Where Can I Find a History of GUIs from a Programmer's Perspective - linguae
I have long been fascinated by the history of GUIs such as Xerox&#x27;s early work (Smalltalk, Star), the Apple Lisa, the Apple Macintosh, Windows, the X Window System, NEXTSTEP, Sun NeWS, BeOS, KDE, GNOME, and others.  However, I haven&#x27;t found much about the history of GUIs from a programmer&#x27;s perspective.  I am interested in learning about how GUI frameworks have evolved over time.  I am wondering if there are any good resources I can read to learn about this.
======
RNeff
Start with the book: Designing Interactions, compiled and edited by Bill
Moggridge, 2007. ACM has a special interest group, SIGCHI, on Computer Human
Interaction. They have online resources, local chapters, an annual conference
[https://www.acm.org/special-interest-
groups/sigs/sigchi](https://www.acm.org/special-interest-groups/sigs/sigchi)
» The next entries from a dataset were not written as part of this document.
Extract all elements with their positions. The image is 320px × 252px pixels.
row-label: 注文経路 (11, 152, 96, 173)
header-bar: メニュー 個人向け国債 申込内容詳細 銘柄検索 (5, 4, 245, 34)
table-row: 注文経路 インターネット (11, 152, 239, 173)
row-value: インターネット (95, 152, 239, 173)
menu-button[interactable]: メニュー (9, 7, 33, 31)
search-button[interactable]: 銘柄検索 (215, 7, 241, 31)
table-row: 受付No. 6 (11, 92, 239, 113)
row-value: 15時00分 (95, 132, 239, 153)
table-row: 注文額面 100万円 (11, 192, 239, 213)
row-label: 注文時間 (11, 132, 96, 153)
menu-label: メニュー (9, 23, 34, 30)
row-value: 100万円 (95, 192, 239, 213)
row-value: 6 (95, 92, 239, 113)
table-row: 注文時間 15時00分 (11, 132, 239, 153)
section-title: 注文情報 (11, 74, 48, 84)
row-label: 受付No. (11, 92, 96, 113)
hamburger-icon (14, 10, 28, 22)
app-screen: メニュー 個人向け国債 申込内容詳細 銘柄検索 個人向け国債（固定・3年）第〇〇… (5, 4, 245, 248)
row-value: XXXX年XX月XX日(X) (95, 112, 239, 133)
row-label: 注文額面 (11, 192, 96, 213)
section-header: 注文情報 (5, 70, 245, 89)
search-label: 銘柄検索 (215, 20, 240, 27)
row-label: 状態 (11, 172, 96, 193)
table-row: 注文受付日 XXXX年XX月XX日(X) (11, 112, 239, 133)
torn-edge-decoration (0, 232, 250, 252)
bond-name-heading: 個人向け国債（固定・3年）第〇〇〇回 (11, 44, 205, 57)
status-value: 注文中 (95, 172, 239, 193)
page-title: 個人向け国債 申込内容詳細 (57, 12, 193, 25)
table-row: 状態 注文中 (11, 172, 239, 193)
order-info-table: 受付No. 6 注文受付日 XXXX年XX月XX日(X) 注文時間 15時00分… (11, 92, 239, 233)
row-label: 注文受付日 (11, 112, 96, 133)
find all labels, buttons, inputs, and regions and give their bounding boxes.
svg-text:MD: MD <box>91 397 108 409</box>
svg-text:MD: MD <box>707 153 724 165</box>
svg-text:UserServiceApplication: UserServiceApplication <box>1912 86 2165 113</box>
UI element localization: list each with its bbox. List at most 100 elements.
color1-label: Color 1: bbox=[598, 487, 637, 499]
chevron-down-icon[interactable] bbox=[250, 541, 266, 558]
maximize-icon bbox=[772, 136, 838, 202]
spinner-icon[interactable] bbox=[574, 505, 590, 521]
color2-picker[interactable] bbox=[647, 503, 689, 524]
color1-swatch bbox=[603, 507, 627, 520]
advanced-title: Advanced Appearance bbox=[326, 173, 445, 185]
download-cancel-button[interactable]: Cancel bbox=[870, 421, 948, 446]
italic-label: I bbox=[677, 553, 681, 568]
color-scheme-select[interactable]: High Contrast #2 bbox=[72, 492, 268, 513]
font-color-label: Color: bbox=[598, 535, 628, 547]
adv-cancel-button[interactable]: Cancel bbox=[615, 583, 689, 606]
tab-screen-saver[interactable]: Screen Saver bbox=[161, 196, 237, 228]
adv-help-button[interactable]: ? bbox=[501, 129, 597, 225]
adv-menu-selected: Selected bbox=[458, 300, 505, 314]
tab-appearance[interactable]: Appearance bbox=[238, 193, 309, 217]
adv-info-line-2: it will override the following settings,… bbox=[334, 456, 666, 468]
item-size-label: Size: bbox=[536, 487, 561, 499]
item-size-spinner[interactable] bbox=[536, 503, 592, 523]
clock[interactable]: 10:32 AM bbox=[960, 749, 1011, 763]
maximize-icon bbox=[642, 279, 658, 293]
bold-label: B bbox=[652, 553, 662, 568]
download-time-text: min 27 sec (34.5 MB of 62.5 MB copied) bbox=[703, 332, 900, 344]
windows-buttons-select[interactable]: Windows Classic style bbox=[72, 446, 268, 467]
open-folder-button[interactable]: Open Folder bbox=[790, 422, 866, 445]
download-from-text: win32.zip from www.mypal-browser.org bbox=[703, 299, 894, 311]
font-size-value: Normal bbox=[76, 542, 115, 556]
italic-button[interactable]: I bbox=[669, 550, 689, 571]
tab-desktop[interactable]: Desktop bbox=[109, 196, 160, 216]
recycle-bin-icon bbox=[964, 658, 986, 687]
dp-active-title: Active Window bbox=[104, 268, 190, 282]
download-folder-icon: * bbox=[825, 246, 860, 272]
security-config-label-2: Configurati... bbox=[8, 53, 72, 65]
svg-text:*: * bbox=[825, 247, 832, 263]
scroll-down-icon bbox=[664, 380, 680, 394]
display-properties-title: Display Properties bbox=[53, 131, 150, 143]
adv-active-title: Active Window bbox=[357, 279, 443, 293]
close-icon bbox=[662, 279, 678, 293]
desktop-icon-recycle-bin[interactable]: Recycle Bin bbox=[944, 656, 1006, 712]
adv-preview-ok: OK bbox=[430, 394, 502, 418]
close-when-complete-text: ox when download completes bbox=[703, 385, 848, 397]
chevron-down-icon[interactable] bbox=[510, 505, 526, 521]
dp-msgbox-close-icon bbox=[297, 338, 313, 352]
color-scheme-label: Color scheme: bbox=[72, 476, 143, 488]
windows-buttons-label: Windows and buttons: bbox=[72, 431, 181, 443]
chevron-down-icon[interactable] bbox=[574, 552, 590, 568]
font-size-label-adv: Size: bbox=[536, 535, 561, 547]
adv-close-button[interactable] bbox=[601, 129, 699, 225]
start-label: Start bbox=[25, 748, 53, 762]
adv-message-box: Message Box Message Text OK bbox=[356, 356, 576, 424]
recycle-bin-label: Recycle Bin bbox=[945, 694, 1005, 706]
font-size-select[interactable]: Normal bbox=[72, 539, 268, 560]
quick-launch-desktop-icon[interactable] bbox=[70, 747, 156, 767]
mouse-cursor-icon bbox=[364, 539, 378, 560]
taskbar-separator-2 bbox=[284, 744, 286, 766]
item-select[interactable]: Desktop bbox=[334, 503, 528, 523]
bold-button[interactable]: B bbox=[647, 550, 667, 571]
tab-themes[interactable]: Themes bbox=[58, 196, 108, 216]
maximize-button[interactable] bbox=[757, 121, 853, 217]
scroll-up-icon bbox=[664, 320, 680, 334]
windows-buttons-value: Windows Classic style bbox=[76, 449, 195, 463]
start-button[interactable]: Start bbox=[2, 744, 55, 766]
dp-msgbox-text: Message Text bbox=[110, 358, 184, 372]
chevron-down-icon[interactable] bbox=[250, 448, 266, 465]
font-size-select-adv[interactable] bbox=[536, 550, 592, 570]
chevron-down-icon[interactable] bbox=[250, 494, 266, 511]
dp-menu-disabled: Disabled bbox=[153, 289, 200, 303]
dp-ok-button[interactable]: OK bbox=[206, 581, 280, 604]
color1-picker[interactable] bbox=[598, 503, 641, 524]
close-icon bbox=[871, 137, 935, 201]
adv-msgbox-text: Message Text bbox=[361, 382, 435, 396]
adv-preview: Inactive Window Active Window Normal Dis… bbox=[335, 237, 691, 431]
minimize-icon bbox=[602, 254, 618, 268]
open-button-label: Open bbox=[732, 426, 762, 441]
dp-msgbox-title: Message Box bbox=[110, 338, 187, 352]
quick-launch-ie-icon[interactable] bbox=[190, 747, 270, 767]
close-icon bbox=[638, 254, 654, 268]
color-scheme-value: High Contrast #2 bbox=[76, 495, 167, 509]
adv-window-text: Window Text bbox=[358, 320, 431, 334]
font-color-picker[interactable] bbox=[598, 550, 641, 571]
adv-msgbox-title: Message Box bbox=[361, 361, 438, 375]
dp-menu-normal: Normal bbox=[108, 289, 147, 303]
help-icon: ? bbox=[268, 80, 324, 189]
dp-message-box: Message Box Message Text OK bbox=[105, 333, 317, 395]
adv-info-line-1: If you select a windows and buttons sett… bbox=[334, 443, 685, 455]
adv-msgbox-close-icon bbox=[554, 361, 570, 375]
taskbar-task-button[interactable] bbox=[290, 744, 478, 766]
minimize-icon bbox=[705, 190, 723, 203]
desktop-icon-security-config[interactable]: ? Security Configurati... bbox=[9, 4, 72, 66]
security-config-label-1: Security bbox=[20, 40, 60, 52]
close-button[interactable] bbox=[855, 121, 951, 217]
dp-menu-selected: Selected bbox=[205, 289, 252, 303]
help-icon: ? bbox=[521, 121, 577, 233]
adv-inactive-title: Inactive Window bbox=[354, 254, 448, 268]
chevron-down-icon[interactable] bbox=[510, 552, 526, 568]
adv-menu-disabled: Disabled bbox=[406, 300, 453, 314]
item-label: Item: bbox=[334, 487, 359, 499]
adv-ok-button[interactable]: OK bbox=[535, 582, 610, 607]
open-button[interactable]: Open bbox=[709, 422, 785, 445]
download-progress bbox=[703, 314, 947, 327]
Also an annual conference: [https://sigchi.org/conferences/upcoming-
conferences/](https://sigchi.org/conferences/upcoming-conferences/) If you
have access to ACM's Digital Library, all of the Proceedings are there.

Do searches for documentation for different systems. There is a NextStep
manual on Archive.org, for example. There are Xerox PARC Altos manuals at
bitsavers.org. There are X Windows docs at X.org.